In each of the pipeline .conf
files I have the related virtual address i.e. the file /etc/logstash/pipelines/es101.conf
includes the following:
input {
pipeline {
address => es101
}
}
This configuration seems to work well i.e. data is received by each of the Elasticsearch hosts es100
and es101
.
I need to ensure that if one of these hosts is unavailable, the other still receives data and thanks to a previous tip, I'm now using pipelines which I understand allow for this. However I'm obviously missing something key in this configuration as the data isn't received by a host if the other is unavailable. Any suggestions are gratefully welcomed.
Firstly, you should configure persistent queues on the downstream pipelines (es100, es101), and size them to contain all the data that arrives during an outage. But even with persistent queues logstash has an at-least-once delivery model. If the persistent queue fills up then back-pressure will cause the beats input to stop accepting data.
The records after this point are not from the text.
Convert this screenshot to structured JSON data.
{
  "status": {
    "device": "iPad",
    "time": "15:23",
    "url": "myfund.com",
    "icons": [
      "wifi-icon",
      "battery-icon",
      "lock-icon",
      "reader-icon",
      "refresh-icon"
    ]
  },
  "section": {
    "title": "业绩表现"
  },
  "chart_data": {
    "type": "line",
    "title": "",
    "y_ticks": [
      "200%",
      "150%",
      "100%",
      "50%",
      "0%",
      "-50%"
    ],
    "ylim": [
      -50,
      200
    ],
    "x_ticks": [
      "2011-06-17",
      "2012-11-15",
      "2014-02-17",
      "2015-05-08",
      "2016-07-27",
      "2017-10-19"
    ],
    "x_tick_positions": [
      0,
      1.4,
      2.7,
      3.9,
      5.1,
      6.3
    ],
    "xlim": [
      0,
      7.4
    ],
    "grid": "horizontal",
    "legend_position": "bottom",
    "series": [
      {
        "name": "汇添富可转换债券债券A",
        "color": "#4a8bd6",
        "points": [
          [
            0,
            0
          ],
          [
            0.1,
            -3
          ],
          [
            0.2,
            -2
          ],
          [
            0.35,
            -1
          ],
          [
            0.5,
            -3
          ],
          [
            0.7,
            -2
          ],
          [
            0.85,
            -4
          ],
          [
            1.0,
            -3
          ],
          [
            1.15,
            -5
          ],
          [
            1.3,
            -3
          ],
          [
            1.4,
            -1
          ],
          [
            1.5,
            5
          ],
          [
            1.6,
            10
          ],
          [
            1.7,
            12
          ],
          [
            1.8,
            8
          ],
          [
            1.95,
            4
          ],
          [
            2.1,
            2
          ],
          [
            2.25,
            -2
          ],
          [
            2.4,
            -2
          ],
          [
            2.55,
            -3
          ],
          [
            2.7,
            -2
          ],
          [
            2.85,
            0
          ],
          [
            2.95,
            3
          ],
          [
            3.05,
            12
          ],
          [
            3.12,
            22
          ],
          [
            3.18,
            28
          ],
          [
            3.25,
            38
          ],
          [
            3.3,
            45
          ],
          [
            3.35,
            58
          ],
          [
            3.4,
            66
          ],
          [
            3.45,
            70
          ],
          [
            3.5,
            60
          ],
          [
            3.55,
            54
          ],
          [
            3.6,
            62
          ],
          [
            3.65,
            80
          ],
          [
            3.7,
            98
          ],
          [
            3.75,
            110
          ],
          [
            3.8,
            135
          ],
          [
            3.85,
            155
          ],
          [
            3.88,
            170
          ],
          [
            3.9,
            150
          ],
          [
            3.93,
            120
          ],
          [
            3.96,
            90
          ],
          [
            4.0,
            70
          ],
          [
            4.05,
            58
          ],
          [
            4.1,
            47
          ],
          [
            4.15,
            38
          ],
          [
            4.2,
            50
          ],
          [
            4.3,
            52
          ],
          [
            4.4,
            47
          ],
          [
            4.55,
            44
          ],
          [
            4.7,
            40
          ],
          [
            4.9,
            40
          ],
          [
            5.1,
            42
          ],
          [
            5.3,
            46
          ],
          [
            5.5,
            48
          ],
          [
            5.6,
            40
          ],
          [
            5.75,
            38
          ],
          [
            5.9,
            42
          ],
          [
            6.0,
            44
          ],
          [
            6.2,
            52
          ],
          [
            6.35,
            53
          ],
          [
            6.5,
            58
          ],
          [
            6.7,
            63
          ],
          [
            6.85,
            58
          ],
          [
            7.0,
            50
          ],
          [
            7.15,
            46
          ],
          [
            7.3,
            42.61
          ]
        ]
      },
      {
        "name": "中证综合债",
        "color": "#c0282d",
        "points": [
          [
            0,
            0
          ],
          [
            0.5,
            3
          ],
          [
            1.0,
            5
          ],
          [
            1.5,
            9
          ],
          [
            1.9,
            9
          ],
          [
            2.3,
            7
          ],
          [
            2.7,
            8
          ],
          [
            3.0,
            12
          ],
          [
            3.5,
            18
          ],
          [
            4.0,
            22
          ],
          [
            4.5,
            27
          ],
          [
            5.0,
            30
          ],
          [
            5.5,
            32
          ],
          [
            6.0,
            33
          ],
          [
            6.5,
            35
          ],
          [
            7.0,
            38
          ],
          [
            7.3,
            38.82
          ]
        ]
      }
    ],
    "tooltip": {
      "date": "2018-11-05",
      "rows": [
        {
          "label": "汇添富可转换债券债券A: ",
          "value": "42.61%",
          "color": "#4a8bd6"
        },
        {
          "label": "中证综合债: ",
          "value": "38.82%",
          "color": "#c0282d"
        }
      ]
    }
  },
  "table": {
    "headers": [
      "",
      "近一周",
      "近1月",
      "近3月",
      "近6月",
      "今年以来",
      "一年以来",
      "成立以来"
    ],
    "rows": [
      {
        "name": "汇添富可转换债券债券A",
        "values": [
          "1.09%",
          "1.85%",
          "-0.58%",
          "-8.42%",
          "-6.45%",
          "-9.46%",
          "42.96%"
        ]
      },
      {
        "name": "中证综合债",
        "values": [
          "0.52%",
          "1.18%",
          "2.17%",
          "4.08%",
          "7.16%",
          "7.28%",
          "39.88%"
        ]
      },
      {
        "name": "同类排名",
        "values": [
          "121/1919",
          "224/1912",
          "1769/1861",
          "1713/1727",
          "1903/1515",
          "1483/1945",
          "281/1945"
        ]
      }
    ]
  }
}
As the documentation on the output isolator pattern says "If any of the persistent queues of the downstream pipelines ... become full, both outputs will stop". If you really want to make sure an output is never blocked because another output is unavailable then you will need to introduce some software with a different delivery model. For example, configure filebeat to write to kafka, then have two pipelines that read from kafka and write to elasticsearch. If kafka is configured with an at-most-once delivery model (the default) then it will lose data if it cannot deliver it.